Around 60% of the bits that go into making a "British" car are imported from elsewhere in the EU, and around half of the finished products are exported to other EU countries. But the prevalence of "value chains" in modern manufacturing means new customs barriers are the last thing anyone needs.

They don’t make life impossible: but they do cost money. And that can mean the difference between the success and failure of an industrial project.

And it is a particularly important part of assessing future investments: will the costs of new customs barriers be offset by any other regulatory changes the UK may make? Or will those regulatory changes further isolate British manufactured products from their main EU market?

And that’s before we mention the impact of tariffs - estimated by the UK Society of Motor Manufacturers and Traders to add £4.5bn to the costs of UK-made vehicles a year.

So far the British response to the problems caused by any new customs barriers that will result from leaving the EU Customs Union has been "technological solutions" that are, to say the very least, vague.

Effectively it relies on an undeveloped technology being procured by the UK (and adjoining states - presumably under EU tendering rules), tested and deployed in time for the end of the transition period.

You don’t need to know that much about large-scale government IT procurement projects to feel rather uncomfortable about this one.

For Brexiteers, the big selling point for leaving the EU customs union is that it would enable Britain to cut its own trade deals, outside the Common Commercial Policy. The only problem is that almost all of the economic studies show that the gains of an independent UK trade policy would not outweigh the losses from being outside the EU customs union, or the even greater gains of being in the EU single market.

To minimise damage to the UK’s own economy (and coincidentally the Irish economy) the focus of the "future relationship" appears to be shifting in favour of "a" customs union - something that allows Mrs May to say she has kept the "red line" of leaving the EU customs union, but which in effect is the same as staying in "the" EU customs union.

This may mean something similar to the EU-Turkey customs union, which avoids the need for most physical checks at the frontier. It does entail paperwork, as Turkey is a third country, so, for example, rule of origin documentation has to be done. But this can be done by adding it to the existing computer based customs and revenue systems that handle trade inside the EU single market now (freight movements have to be accounted for in the VAT system).

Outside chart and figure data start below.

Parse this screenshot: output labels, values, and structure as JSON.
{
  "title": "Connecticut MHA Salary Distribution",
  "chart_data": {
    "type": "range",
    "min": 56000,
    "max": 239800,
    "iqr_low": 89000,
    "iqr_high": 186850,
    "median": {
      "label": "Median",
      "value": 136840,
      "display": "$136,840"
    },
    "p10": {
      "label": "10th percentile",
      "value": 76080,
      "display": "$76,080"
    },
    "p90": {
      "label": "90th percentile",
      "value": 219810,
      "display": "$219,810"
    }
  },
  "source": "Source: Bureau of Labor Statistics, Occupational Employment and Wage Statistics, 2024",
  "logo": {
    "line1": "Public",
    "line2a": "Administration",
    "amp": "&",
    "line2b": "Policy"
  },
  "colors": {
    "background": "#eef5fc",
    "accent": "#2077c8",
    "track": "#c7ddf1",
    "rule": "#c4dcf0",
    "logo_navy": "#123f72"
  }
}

The question is how the British government (or more specifically Prime Minster May) sells this idea. Does she follow Taylor’s "managed surrender" model, or go for a confrontation with the hardline Brexiters?

As the clock counts down, the British are running out of time to have both an internal argument and a negotiated Brexit settlement.

The view is gaining ground that the British want a Brexit at almost any price. This is why there has been so little pushback to the "managed surrender" path of Theresa May: every "surrender" is accompanied by steps that get the UK closer to being a former member state of the EU.

The Financial Times has reported that the hardline Brexiteers have decided not to fight every change in Brexit policy in favour of saving their powder for one big autumn battle over Customs Union policy.

Is it a sensible policy to conserve political resources, or bluster to cover up a busted flush? Where is the much vaunted House of Commons majority, and is it capable of asserting itself on the customs union issue? Only time will tell.

If the political and economic demands of Ireland are to be met, along with the economic demands of Wales and Scotland, and pretty much the entirety of UK exporting and importing businesses, and the other EU states that do significant business with the UK, then the minimum viable solution is to be found in a customs union between the UK and EU.

The managed surrender bit is giving up on the notion that the UK will be able to cut significant trade deals on its own.

This is the British political row to watch as spring turns to summer.